Açıklamada, Gazze'ye ulaşan yardım kamyonlarının büyük kısmının ise "İsrail ordusunun koruması altında hareket eden yerel çeteler" tarafından yağmalandığı belirtilerek, bu yardımların ihtiyaç sahiplerine ulaşmadığı ve karaborsada yüksek fiyatlarla satıldığı bildirildi. "İsrail söyleminin çelişkileri gerçeği ortaya koyuyor." ifadesi kullanılan açıklamada, Tel Aviv yönetiminin önce kıtlığı reddettiği, ardından ordunun Topraklardaki Hükümet Faaliyetleri Koordinatörü (COGAT) aracılığıyla bunu kabul ettiği ve yardım kamyonları ile hava yoluyla gönderilen yardımların fiilen "krizin itirafı" anlamına geldiği kaydedildi, Açıklamada, hava yoluyla yardımların yalnızca hayat kurtarıcı acil durumlarda devreye sokulduğu hatırlatılarak, bunun "Gazze'de felaket boyutunda bir gıda krizinin varlığının açık göstergesi" olduğu vurgulandı.
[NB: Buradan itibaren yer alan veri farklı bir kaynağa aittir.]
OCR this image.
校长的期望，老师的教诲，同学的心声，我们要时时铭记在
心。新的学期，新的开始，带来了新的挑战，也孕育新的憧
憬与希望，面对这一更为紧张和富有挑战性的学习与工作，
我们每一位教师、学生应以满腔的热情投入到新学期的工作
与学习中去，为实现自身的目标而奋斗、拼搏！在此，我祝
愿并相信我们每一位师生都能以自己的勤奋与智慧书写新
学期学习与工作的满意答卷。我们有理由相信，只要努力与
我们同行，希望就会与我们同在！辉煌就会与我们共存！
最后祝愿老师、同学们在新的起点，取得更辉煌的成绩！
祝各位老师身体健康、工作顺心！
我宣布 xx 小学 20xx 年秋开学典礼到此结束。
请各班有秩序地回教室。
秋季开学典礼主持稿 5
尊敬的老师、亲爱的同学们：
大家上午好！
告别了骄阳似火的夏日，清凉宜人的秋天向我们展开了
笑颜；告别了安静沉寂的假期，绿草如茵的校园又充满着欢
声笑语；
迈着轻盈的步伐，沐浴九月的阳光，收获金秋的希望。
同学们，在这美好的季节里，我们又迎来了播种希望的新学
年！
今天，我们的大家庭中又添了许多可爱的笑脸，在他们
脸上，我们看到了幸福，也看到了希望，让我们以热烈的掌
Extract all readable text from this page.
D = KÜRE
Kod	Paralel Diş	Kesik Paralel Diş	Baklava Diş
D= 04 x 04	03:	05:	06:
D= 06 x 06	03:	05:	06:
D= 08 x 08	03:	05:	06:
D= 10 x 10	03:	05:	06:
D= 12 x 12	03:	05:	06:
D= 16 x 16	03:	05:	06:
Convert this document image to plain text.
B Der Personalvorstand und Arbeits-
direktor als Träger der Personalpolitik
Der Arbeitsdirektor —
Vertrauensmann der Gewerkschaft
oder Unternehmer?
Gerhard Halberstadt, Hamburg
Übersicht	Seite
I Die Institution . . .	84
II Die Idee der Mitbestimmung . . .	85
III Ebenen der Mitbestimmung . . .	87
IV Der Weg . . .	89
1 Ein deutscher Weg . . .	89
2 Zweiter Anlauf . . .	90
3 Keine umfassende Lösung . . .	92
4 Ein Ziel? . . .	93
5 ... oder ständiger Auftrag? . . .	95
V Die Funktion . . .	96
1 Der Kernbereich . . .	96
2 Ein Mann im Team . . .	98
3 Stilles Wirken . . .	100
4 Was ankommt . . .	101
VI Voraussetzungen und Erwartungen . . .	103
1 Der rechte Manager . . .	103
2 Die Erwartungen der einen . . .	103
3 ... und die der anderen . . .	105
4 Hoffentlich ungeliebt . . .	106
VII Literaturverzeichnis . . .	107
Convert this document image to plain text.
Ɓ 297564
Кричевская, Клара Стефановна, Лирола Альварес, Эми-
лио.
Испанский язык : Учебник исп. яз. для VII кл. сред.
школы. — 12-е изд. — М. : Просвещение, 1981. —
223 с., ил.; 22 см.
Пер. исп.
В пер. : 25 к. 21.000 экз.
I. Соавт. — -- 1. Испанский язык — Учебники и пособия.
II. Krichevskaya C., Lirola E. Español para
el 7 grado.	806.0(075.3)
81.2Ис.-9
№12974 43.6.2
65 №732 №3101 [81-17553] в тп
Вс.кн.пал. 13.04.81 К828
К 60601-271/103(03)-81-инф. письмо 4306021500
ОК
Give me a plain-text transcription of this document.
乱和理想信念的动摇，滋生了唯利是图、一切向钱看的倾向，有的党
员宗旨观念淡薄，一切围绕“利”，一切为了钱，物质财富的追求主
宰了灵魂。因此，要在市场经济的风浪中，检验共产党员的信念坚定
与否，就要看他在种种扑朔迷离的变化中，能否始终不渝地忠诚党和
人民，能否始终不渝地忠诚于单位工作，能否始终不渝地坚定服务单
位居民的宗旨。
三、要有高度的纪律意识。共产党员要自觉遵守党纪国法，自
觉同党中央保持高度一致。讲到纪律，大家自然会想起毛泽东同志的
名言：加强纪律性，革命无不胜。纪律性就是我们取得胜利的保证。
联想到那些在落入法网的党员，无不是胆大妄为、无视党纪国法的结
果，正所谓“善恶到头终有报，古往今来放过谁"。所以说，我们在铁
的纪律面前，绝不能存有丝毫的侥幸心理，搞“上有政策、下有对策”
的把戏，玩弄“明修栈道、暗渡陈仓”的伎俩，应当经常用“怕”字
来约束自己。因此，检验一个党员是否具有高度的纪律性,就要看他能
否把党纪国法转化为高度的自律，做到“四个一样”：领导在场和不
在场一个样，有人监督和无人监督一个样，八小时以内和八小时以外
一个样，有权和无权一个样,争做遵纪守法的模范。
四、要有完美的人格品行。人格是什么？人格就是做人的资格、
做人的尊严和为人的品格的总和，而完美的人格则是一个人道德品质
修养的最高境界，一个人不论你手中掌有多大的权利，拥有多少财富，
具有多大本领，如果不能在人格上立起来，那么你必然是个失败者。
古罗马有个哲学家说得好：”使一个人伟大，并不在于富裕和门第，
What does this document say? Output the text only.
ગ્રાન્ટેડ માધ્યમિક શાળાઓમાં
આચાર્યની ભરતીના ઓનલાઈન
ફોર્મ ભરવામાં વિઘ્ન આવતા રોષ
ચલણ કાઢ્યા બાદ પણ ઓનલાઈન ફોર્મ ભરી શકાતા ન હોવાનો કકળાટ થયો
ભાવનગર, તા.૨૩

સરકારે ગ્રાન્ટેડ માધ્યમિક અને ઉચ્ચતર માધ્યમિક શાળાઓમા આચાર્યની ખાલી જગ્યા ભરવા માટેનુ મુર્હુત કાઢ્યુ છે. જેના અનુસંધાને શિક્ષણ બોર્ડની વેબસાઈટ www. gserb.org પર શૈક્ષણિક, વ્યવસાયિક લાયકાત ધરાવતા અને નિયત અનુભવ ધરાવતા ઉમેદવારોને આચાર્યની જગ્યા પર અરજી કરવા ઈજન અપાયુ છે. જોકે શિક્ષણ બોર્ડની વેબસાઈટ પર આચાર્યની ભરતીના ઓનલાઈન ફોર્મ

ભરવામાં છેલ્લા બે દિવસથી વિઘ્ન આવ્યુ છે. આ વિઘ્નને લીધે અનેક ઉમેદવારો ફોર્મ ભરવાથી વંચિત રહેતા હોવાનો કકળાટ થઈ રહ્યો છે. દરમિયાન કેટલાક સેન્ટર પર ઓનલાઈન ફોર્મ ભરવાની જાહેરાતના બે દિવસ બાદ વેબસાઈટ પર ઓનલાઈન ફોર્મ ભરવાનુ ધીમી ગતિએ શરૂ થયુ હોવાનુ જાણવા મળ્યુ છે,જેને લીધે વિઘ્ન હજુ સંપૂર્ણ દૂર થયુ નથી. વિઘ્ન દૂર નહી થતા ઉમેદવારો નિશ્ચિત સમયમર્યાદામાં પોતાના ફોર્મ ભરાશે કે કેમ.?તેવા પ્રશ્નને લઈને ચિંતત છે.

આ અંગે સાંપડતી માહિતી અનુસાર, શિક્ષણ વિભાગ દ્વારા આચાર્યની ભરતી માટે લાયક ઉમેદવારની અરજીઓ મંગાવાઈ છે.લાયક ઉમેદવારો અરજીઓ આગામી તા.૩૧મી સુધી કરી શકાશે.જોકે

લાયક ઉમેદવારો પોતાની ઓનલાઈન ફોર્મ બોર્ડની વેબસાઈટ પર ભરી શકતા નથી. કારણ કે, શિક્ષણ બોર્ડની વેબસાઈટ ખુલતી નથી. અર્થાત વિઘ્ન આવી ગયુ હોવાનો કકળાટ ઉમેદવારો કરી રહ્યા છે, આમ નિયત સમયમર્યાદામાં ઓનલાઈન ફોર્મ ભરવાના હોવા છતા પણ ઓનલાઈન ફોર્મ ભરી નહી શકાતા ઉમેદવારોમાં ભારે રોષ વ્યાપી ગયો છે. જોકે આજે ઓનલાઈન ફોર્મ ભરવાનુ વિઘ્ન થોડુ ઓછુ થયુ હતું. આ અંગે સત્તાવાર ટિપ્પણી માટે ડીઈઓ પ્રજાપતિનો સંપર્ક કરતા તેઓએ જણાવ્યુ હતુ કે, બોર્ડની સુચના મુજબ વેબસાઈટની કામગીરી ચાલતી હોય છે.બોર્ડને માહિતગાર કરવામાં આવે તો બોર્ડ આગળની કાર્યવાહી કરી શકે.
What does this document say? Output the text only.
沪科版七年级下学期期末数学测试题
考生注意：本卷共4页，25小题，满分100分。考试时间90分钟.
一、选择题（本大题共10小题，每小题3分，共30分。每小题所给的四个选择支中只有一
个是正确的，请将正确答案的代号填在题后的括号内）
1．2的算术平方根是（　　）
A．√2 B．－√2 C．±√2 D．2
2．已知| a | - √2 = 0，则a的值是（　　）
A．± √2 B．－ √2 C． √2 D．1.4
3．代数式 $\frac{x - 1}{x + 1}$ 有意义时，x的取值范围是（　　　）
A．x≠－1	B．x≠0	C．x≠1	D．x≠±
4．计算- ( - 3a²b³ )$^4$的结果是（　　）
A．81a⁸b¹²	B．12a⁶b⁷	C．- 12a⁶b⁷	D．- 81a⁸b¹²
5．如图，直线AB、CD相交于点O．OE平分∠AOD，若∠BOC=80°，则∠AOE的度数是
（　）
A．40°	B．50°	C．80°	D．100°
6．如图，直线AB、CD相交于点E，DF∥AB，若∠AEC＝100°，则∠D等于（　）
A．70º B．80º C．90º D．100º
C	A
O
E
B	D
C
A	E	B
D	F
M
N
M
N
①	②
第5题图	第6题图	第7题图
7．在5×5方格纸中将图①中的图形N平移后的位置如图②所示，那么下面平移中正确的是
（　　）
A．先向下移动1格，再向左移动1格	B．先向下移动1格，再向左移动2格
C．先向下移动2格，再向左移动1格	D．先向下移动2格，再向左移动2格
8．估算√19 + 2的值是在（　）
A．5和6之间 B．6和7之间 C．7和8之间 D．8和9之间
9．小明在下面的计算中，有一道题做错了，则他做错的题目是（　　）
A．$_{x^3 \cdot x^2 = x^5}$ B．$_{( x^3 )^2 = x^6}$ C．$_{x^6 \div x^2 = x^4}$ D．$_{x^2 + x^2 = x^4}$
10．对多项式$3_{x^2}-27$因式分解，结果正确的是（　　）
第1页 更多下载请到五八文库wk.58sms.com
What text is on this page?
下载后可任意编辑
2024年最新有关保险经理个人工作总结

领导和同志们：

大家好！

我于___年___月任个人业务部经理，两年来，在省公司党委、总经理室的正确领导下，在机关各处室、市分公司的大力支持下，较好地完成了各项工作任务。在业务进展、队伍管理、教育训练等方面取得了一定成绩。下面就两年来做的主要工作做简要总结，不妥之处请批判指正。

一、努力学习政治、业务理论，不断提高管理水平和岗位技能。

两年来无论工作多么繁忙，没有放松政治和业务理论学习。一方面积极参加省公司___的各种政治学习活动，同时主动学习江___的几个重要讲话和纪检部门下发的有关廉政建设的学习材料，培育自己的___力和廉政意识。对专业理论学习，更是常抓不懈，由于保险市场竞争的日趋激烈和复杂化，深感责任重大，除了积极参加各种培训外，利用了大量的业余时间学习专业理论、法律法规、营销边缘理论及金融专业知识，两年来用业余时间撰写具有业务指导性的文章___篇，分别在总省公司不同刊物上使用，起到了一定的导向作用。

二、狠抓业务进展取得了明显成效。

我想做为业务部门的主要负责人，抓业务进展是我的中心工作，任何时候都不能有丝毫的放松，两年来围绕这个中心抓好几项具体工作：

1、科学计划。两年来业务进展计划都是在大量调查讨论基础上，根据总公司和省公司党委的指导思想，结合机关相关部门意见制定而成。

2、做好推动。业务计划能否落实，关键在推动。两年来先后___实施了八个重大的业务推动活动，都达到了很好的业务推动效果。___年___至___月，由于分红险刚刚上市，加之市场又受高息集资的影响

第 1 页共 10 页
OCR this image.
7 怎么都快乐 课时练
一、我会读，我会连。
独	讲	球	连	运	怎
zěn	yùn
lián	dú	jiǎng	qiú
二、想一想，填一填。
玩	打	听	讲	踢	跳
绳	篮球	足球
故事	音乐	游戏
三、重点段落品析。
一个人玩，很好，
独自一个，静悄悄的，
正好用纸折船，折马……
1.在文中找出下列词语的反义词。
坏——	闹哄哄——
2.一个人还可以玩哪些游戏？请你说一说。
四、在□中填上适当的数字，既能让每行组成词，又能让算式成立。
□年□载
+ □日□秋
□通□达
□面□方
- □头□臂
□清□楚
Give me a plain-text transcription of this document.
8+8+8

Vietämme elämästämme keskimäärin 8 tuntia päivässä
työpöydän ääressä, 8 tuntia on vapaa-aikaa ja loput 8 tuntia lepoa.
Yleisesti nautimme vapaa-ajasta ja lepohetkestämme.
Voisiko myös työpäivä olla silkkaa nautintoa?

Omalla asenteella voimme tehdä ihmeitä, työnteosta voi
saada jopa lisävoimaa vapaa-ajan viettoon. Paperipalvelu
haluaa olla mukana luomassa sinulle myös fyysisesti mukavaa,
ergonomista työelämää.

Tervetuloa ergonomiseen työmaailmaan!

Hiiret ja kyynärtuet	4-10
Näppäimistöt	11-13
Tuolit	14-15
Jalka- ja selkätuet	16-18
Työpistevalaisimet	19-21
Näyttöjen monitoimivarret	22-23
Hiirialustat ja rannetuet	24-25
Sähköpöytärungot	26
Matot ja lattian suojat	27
BM İnsani İşler Koordinasyon Merkezinin (OCHA), mayıs ayından bu yana günde ortalama 90 olmak üzere toplam 10 bin kamyon yardım girişi sağlandığını bildirdiği vurgulanan açıklamada, bu rakamın ihtiyaç duyulan günlük en az 600 kamyonun yalnızca yüzde 15'ine denk geldiği aktarıldı. Açıklamada, uluslararası topluma "İsrail'in Gazze ablukasını kaldırması, BM standartlarına göre günde en az 550-600 yardım kamyonunun engelsiz biçimde girişine izin verilmesi, yardım konvoylarının ve çalışanlarının korunması, yağma ve müdahalelerin önlenmesi" çağrısında bulunuldu.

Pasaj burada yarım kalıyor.